A LAZY PERSON’S REVIEW OF ELNATHAN’S BOAT


I’ve met him once. It was a great experience. He has a diction similar to the gutters of Lagos, clogged with all the swear words (or maybe he was just happy to see me). But he is at the same time kind enough to warn you before he lets rip. I found him totally likable and delicious in a cerebral kinda way. And so I keep him in my KIV box. And I tease him ever so badly.

But this is about his BOAT. Yes, a book he wrote titled ‘Born On A Tuesday’. For which I hate and love him to bits at the same time.

I don’t know how to explain this without his persona for to know him is to understand why he is eminently qualified to write this book. He was born and raised in Northern Nigeria and has a voice. Twice nominated for the prestigious Caine Prize, he is sort of already well-known as a writer to a number of people around the world.

If you inhabit Twitterville or read his blog, you already know that he is passionate about women….’s rights to their bodies and has zero tolerance for the priviledge that some men think their male anatomy confers on them.

He shouted himself hoarse on Twitter at a time about how the mishandling of minority groups or those with dissenting voices in the North fuels the terrorist agenda. He has warned about the newer issue of Fulanis being blamed for every killing/kidnapping that the Police is too lazy to look for the perpetrators. He counsels that minorities should be integrated instead of hunted down or punished for existing.

He is actually a lawyer who used to work for an NGO. I remember those days. His frustrations with his job made for very many interesting tweets. He gave me quite an education about the NGO-sphere in Nigeria. Much of what I had always suspected about the NGO game, he confirmed without meaning to.

His stand against the criminalization of sexual tendencies is also very well advertised. He started to describe what he imagines the alternate sexual experience could be to me when we met & teased my over-inquisitive mind but sadly, I lack the right equipment to enjoy what he describes either as a receiver or a giver.

Anyway, I doubt there is any part of this book that he is not qualified to write.

I started to read and thought I would make quick work of the less than 300 page book. After all, I go through tomes several times that size and more technical during some work days but I read the first chapter and almost stopped breathing.

Elnathan drew me in with words. Beautifully crafted and picturesque. I walked beside Dantala. I breathed in as he smoked wee wee and I needed to pause before I was lost to my reality.

I put the book down and eyed it from a distance for a few days but the pull was strong and I came back. Almost every time I picked BOAT up again, I literally had to shut it and throw it away to come back to life.

It is such a poignant truth of the life of a kid in the North and what my imagination says is the reality of the sequence of the events that birthed real terrorism in the North, it’s not even funny!

I had seen a tweet from someone saying that everyone involved in the security of the nation should read the book and I totally agree. Aside of being such a resource, it is so evocative. Pulls you into the experience of the young man.

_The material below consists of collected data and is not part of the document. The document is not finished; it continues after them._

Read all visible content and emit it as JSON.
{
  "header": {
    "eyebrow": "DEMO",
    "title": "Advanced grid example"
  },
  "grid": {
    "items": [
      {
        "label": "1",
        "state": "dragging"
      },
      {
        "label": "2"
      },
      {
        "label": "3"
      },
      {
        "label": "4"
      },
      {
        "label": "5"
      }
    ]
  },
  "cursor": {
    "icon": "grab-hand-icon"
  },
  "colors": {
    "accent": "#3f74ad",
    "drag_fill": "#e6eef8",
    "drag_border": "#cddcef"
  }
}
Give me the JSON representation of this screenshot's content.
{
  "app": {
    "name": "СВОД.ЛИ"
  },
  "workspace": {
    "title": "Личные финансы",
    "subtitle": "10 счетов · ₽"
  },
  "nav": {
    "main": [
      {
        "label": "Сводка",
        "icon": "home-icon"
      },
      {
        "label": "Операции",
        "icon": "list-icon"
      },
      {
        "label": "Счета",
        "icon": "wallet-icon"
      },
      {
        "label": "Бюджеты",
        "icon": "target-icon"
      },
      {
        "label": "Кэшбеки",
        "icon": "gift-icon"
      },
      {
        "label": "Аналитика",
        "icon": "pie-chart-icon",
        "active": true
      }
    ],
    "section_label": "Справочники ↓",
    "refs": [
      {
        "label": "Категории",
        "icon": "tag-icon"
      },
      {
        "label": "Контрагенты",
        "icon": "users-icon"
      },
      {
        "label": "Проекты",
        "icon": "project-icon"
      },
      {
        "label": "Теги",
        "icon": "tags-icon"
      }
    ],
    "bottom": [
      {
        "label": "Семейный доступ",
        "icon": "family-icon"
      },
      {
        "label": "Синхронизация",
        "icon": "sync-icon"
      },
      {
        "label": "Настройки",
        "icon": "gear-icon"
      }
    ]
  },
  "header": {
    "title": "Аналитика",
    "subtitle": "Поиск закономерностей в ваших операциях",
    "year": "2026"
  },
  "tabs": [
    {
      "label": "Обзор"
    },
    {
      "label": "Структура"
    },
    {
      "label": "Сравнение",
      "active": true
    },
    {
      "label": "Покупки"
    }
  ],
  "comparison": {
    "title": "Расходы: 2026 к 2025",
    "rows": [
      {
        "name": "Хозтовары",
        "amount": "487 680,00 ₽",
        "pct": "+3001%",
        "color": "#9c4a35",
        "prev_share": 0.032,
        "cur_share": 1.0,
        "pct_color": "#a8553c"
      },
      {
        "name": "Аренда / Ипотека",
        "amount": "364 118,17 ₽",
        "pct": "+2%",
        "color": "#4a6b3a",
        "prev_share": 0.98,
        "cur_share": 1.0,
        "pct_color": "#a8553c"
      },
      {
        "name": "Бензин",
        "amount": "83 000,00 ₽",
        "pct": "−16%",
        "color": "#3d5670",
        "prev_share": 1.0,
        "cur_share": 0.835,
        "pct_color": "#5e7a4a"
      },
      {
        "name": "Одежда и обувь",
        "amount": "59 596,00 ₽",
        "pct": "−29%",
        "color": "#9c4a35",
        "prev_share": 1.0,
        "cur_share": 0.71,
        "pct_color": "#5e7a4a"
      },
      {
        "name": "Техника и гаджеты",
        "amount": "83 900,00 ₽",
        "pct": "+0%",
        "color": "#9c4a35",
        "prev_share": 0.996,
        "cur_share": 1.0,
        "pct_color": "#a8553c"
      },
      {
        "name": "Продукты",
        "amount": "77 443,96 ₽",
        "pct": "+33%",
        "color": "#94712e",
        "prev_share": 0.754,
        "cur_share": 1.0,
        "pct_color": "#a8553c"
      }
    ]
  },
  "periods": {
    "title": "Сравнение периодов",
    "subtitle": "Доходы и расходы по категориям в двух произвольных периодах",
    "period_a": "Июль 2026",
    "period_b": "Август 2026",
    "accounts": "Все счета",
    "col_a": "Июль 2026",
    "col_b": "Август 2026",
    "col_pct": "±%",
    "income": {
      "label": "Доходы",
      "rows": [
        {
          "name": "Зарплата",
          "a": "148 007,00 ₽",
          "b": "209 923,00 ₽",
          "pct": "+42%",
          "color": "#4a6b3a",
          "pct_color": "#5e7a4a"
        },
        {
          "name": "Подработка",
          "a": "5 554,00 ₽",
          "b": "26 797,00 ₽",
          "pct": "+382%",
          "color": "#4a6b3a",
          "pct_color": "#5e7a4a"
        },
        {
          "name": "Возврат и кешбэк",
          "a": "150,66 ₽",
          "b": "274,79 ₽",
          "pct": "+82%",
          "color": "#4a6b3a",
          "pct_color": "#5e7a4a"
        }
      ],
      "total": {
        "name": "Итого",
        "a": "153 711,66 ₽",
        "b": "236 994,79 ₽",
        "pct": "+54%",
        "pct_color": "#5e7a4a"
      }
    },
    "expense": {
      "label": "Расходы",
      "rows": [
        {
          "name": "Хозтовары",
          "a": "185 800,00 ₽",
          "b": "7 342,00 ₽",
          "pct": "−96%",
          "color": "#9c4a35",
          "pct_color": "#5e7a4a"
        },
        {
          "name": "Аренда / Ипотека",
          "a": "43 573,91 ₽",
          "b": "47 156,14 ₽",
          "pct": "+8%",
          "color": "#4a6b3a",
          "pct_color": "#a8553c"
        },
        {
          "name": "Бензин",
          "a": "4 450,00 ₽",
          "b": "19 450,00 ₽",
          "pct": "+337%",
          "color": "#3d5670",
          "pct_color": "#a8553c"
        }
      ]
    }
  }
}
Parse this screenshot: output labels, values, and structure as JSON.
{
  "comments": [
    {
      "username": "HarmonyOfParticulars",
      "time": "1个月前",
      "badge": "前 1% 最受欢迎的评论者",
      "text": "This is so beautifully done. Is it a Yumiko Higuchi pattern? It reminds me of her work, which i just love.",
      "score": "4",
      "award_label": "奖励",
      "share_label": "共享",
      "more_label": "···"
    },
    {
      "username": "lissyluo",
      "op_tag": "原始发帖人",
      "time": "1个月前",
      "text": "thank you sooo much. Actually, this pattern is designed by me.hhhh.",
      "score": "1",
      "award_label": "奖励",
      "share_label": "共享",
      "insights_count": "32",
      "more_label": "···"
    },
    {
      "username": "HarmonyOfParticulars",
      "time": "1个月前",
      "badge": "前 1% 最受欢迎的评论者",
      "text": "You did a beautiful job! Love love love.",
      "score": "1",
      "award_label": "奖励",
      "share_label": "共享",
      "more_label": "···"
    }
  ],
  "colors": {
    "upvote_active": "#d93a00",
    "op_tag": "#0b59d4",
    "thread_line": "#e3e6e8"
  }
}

I just spent a very stressful two weeks wrestling with the urge to read or not to read this book. To read only a few pages and walk away and stay away. I took to reading on the sofa and leaving it there so as not to exceed the number of pages I had allotted myself each day.

I finished it today because I am struggling with controlling other urges and so I gave in to the one that would not leave me full of regrets at what I had done and I just want to kiss and slap El at the same time!

The pain, the hurt, the difficulty in understanding, the confusion and the stark clarity.

Read the book. 

It explains today’s Nigeria, the North of it in ways that no history book can. This should be required reading in our Secondary schools as Ikhide in his review opined. My only worry is for the highly imaginative student whose life will be subsumed by the hands that will reach out from BOAT and hold him/her in its thrall and how school work will suffer while they read. Sigh. Maybe for students of higher institutions then.

I am sure I am doing a poor job of reviewing the book (Its intentional!). 

I see it in my mind’s eye in technicolor and I am trying to remind myself that I read the book. ‘No’, my mind responds, ‘you watched the book’. Yes. That’s it. I watched Elnathan’s BOAT. And I still do not know how I am ever going to get those images out of my head.